Enter Operation #TrumpCup. While the left run away from the demagogue overtaking their world, the right run into the warm embrace of the coffee corporation Starbucks, and demand the name “Trump” be written on their lattes. Why? The operation began after a Starbucks employee was filmed refusing to put the word “Trump” on a customer’s cup of coffee. In order to spread light on this serious issue, Trump supporters across the land are asking baristas to scrawl the president-elect’s name across their beverages.

According to hashtag tracker Keyhole, over 65 million people have seen the hashtag #TrumpsComingChallenge in the last few days. Just over 2 million have seen #TrumpCup in the same time. A new kind of war is being waged. Meme war. We shall fight them with our reaches.

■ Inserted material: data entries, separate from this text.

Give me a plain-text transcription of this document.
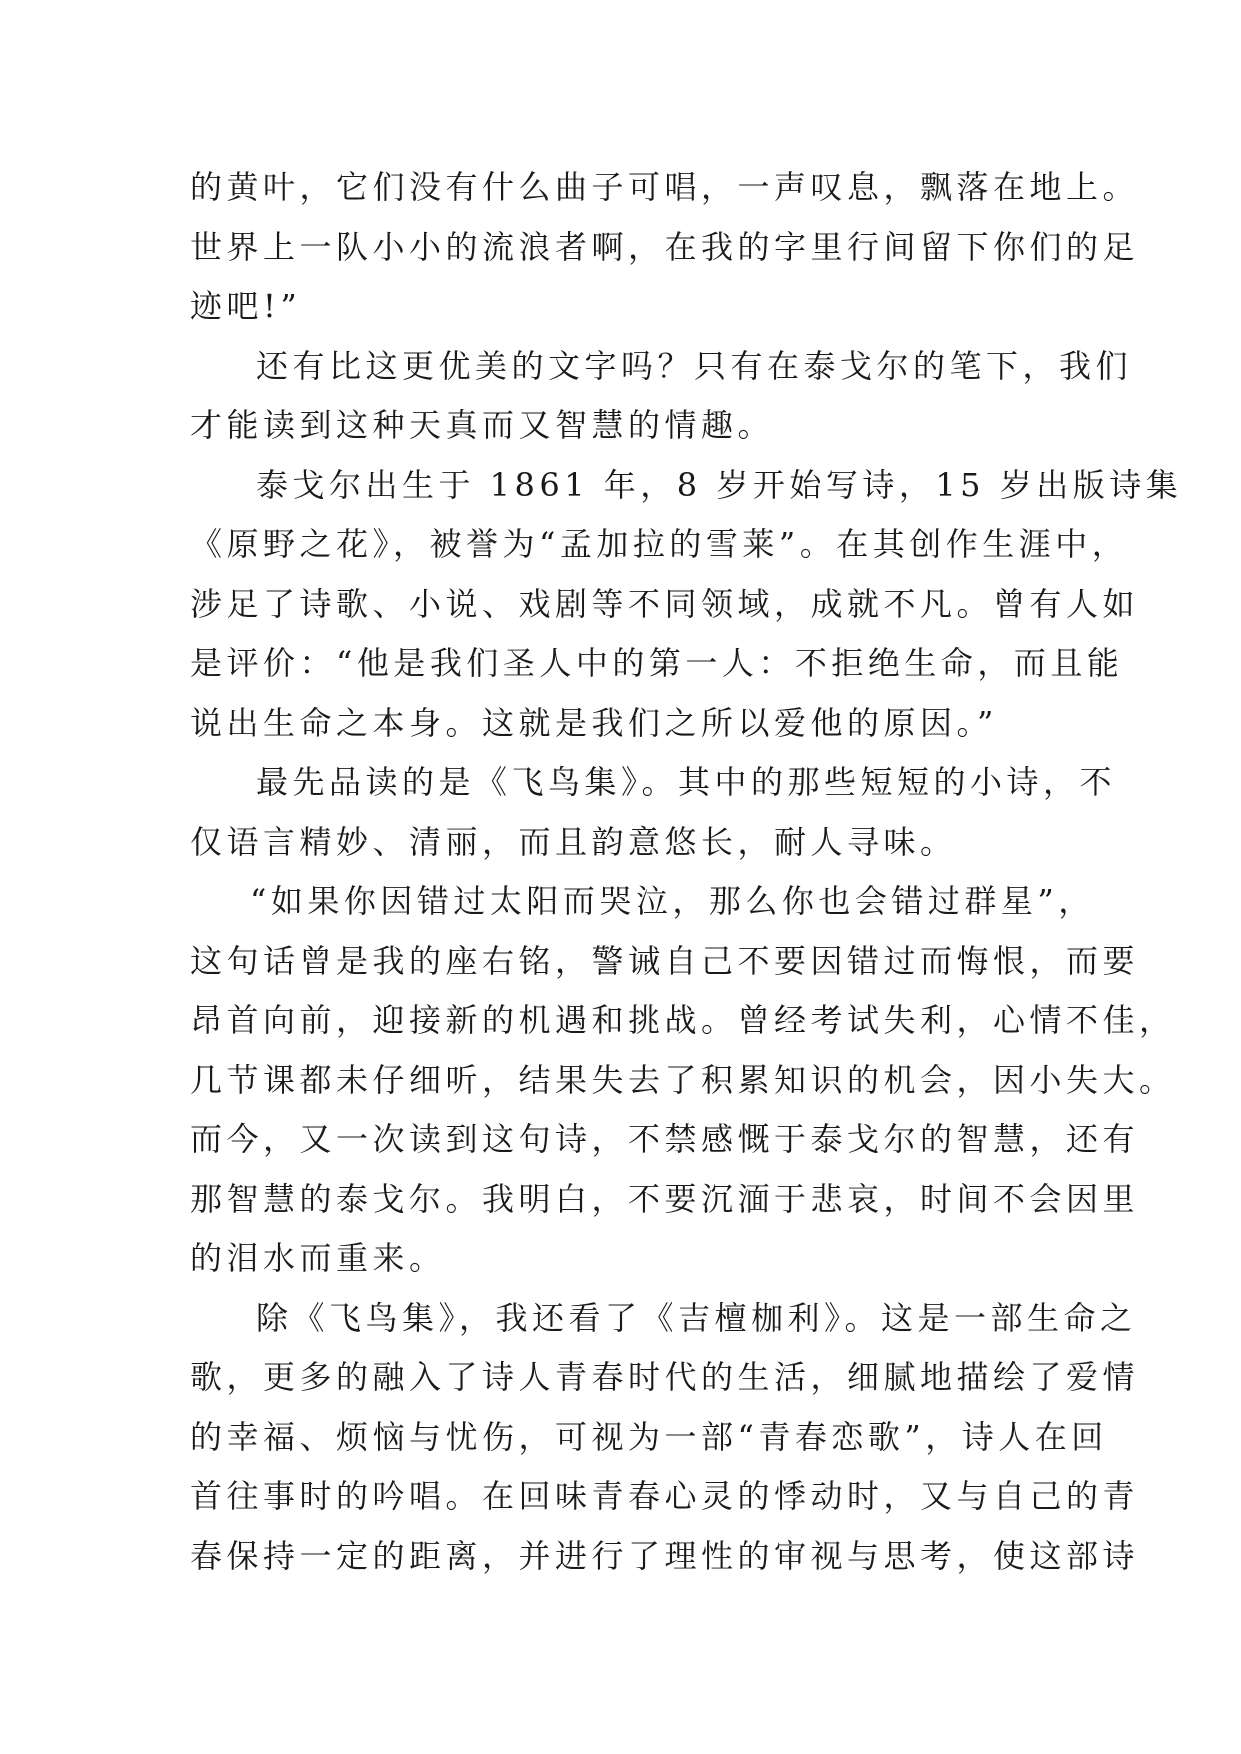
的黄叶，它们没有什么曲子可唱，一声叹息，飘落在地上。
世界上一队小小的流浪者啊，在我的字里行间留下你们的足
迹吧!”
还有比这更优美的文字吗？只有在泰戈尔的笔下，我们
才能读到这种天真而又智慧的情趣。
泰戈尔出生于 1861 年，8 岁开始写诗，15 岁出版诗集
《原野之花》，被誉为“孟加拉的雪莱”。在其创作生涯中，
涉足了诗歌、小说、戏剧等不同领域，成就不凡。曾有人如
是评价：“他是我们圣人中的第一人：不拒绝生命，而且能
说出生命之本身。这就是我们之所以爱他的原因。”
最先品读的是《飞鸟集》。其中的那些短短的小诗，不
仅语言精妙、清丽，而且韵意悠长，耐人寻味。
“如果你因错过太阳而哭泣，那么你也会错过群星”，
这句话曾是我的座右铭，警诫自己不要因错过而悔恨，而要
昂首向前，迎接新的机遇和挑战。曾经考试失利，心情不佳，
几节课都未仔细听，结果失去了积累知识的机会，因小失大。
而今，又一次读到这句诗，不禁感慨于泰戈尔的智慧，还有
那智慧的泰戈尔。我明白，不要沉湎于悲哀，时间不会因里
的泪水而重来。
除《飞鸟集》，我还看了《吉檀枷利》。这是一部生命之
歌，更多的融入了诗人青春时代的生活，细腻地描绘了爱情
的幸福、烦恼与忧伤，可视为一部“青春恋歌”，诗人在回
首往事时的吟唱。在回味青春心灵的悸动时，又与自己的青
春保持一定的距离，并进行了理性的审视与思考，使这部诗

In all seriousness, there is no denying that both of these hashtags are a new kind of propaganda, similar to the grossly caricatured posters of Hitler that papered the west in the Forties, but with one key difference – anyone can make them. There is no doubt that in the four forthcoming years of Trump’s presidency an abundance of silly-but-somehow-meaningful memes will be born. The #TrumpsComingChallenge is a very clear indicator of the sentiment among many students who fear for their features. Though it has none of the charitable undertones of the #IceBucketChallenge before it, it should still be considered significant.

Also, did we mention? It’s really funny.